Biomilch in der Glasflasche

In Zusammenarbeit mit dem Verein Biolandwirtschaft Ennstal vermarktet die Ennstal Milch Biomilch in der Glasflasche. V.l.: Viktoria Gewessler (Biolandwirtschaft Ennstal), Markus Gerharter (Vorstandsvorsitzender LGE), Harald Steinlechner (GF Ennstal Milch), Georg Gerhardter (Obmann Biolandwirtschaft Ennstal), Anna Schaunitzer (Biolandwirtschaft Ennstal).

Mit einem neuen Produkt in einer neuen Verpackung präsentiert die Ennstal Milch als  erste österreichische Molkerei eine Biomilch-Eigenmarke.

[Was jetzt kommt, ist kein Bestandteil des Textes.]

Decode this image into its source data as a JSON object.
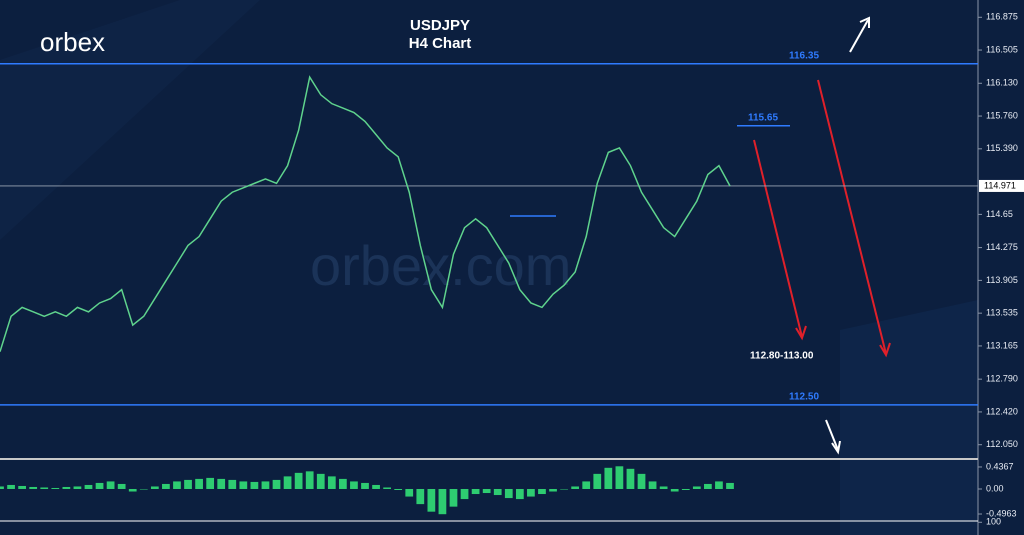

Kaum eine Region hat einen so großen Anteil an biologisch geführten Bauernhöfen wie das Ennstal. Im Bezirk Liezen gibt es insgesamt 530 Biobauernhöfe. Rund ein Drittel aller Milchlieferanten beliefert die Ennstal Milch mit Milch in Bio-Qualität. Bisher floss diese Milch in die Produktion von Getränken für den internationalen Markt oder in Ennstaler Weichkäse-Spezialitäten. Als erste Molkerei Österreichs bringt die Ennstal Milch in Kooperation mit dem Verein Biolandwirtschaft Ennstal eine Biomilch als Eigenmarke auf den Markt. „Wir haben uns bewusst für die Glasflasche entschieden um die Premiumqualität des Produktes zusätzlich hervorzuheben“, sagt Unternehmenssprecherin Elisa Buchgraber-Svatek. Die in einer 0,75-Liter- Glasflasche erhältliche Vollmilch löst die 0,5-Liter-Packung im Kartonverbund ab und ist ausschließlich im Bezirk Liezen bei Spar und Billa erhältlich. Ein vergleichsweise kleines Einzugsgebiet, gerade wenn man den Wettbewerb im Milchregal betrachtet. „Die Konkurrenz an überregionalen Milchprodukten ist riesig. Ohne ein starkes Bewusstsein für Tierwohl und Qualität seitens der Konsumenten können Produkte wie unsere ‚Länger haltbar Bio-Vollmilch‘ nicht bestehen. Es muss den Konsumenten klar sein, dass sie mit jeder gekauften Flasche direkt auch unsere Ennstaler Bio-Bäuerinnen und -Bauern stärken und sich zu ihnen bekennen“, gibt Harald Steinlechner, Geschäftsführer der Ennstal Milch KG, zu bedenken. Denn ein Produkt, das nicht gekauft wird, verschwinde über kurz oder lang aus den Regalen.

Tierwohl und Qualität

Eine der Vorgaben für biologische Landwirtschaft, sind mindestens 120 Weidetage. Der Großteil der heimischen Bio-Landwirtschaften schafft trotz der zusätzlichen Herausforderung, die die alpine Landschaft mit sich bringt, mehr als 150 Weidetage. Zudem ist mehr Platz im Stall und bei den Liegeflächen vorgeschrieben und es dürfen keine zusätzlichen genetisch veränderten Futtermittel sowie keine chemisch-synthetisch veränderten Spritzmittel zum Einsatz kommen. Sämtliche Auflagen werden jährlich unangemeldet direkt im Betrieb von unabhängigen Stellen kontrolliert und geprüft. Die Auflagen des Vereins Biolandwirtschaft Ennstal sind zum Teil noch strenger als die generellen Bio-Vorgaben.